/DRIAD

Drug Repurposing in Alzheimer's Disease

Primary LanguageRMIT LicenseMIT

DRIAD: Drug Repurposing in Alzheimer's Disease

Funding

We gratefully acknowledge support by NIA grant R01 AG058063: Harnessing Diverse BioInformatic Approaches to Repurpose Drugs for Alzheimers Disease.

Installation

The R package can be installed directly from GitHub using

if(!require(devtools)) install.packages("devtools")
devtools::install_github( "labsyspharm/DRIAD" )

Once installed, the package can be loaded using the standard library() command:

library(DRIAD)

Wrangling AMP-AD datasets

The package provides two functions to wrangle AMP-AD datasets, one for ROSMAP and another for MSBB. Prior to wrangling the datasets, please ensure that you have sufficient access to these data. Data usage agreements can be found at the following URLs:

Once the data usage agreements have been accepted, each function can be called with a directory path where the wrangled data should live:

fnROSMAP <- wrangleROSMAP("~/data/ROSMAP")
fnMSBB   <- wrangleMSBB("~/data/MSBB")

Both functions return the corresponding filenames of wrangled datasets in tab-delimited format. In case of MSBB, there are four such files: one for each region of the brain profiled by the project.

fnROSMAP
# [1] "~/data/ROSMAP/rosmap.tsv.gz"

fnMSBB
# [1] "~/data/MSBB/msbb10.tsv.gz" "~/data/MSBB/msbb22.tsv.gz"
# [3] "~/data/MSBB/msbb36.tsv.gz" "~/data/MSBB/msbb44.tsv.gz"

Setting up a prediction task

The package considers binary classification tasks that contrast early (A), intermediate (B) and late (C) disease stages, as defined by the Braak staging through neuropathological assessment. To set up a classification task, we need to specify a dataset wrangled by wrangleROSMAP() or wrangleMSBB() as well as which pair of classes we want to compare.
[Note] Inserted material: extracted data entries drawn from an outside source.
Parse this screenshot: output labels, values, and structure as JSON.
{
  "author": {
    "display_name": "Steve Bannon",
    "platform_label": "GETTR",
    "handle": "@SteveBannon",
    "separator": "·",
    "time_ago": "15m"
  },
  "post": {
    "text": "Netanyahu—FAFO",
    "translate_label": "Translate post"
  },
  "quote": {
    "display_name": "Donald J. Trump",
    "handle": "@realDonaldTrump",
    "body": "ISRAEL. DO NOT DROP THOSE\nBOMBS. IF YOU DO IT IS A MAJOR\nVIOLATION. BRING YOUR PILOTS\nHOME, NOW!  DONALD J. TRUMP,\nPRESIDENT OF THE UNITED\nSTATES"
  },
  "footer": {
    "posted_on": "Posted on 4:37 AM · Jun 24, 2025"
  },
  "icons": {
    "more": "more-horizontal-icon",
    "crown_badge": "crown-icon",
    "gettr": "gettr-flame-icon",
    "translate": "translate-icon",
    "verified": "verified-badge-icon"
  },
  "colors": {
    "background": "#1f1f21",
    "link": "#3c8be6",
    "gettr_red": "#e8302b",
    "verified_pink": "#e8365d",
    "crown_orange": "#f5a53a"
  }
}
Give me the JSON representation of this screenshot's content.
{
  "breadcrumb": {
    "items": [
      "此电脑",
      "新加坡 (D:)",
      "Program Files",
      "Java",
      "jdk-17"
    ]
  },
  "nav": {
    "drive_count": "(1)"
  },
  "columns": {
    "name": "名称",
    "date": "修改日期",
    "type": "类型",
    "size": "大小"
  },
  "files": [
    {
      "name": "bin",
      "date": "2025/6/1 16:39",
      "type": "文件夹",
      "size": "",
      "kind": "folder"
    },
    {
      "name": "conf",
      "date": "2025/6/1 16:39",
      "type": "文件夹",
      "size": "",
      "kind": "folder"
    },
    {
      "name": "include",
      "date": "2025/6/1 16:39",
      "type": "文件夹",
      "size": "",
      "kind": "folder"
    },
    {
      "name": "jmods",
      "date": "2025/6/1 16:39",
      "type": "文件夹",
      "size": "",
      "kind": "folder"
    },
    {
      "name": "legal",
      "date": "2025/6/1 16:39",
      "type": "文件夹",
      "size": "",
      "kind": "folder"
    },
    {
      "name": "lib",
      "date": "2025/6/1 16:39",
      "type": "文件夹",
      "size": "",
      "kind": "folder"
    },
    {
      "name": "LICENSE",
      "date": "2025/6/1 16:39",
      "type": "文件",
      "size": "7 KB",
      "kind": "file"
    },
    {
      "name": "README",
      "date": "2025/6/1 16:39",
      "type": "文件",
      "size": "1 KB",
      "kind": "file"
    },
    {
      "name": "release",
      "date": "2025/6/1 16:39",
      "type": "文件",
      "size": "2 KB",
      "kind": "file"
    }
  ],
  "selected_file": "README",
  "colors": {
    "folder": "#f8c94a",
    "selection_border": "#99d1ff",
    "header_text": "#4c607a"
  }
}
For example, the early-vs-late classification task in MSBB (Brodmann Area 36) can be constructed via

# Recall that fnMSBB contains four filenames, the third of which points to msbb36.tsv.gz
task1 <- prepateTask( fnMSBB[3], "AC" )

Likewise, the intermediate-vs-late classification task in ROSMAP is constructed via

task2 <- prepareTask( fnROSMAP, "BC" )

To evaluate predictor peformance for a given binary classification task, we consider leave-pair-out cross-validation (LPOCV), where one sample from each of the two classes is withheld in every cross-validation fold. The samples are age-matched to address the potential bias of age as a confounder in performance estimation. The package can automatically construct the pairing of age-matched samples, using a task definition produced by prepareTask(). Continuing the example above,

pairs1 <- preparePairs( task1 )
# $`1`
# [1] "AMPAD_MSSM_0000003566" "AMPAD_MSSM_0000016747"
# 
# $`2`
# [1] "AMPAD_MSSM_0000004030" "AMPAD_MSSM_0000077958"
# 
# $`3`
# [1] "AMPAD_MSSM_0000004310" "AMPAD_MSSM_0000041763"
# ...and 138 more pairs

Evaluating gene sets

Individual gene sets can be assembled by-hand or parsed from a .gmt file using the provided read_gmt(). For example, here's the gene set proposed by Mariet Allen and colleagues as the most differentially-expressed contrast of the temporal cortex in AD vs. non-AD subjects (PMID: 29107053, Suppl. Table 3, genes with Bonferroni-corrected p-value < 0.05):

gs <- c("ADAMTS2", "ADCYAP1", "AFG3L1", "ANGEL2", "ANGPT1", "ART3", 
        "BOLA3", "C1orf89", "C21orf119", "C7orf52", "C9orf24", "COL21A1", 
        "CREB3L1", "CRH", "DACT1", "EFCAB5", "EMG1", "EP400", "FLJ10986", 
        "FNIP1", "FRMPD2", "FUNDC1", "GNA15", "GPATCH8", "HES4", "HSPB3", 
        "JAK2", "KATNAL2", "KHDC1", "KRT5", "LRRC17", "LSM14A", "LYST", 
        "MAS1", "MAX", "MLLT10", "MRPL27", "MRPS18A", "MSC", "MTMR12", 
        "NDUFA13", "NDUFA8", "NIN", "NOLA2", "PIK3C2B", "PLAC8L1", "POMC", 
        "PPEF1", "PPL", "PRKAB2", "PRKG2", "PROC", "PSCD1", "RAPGEF4", 
        "RERG", "RPH3A", "SERTAD4", "SGCG", "SLN", "SLTM", "SNAI2", "SST", 
        "TFPT", "TXNDC17", "USP47", "VWC2", "XRN1", "ZBTB5")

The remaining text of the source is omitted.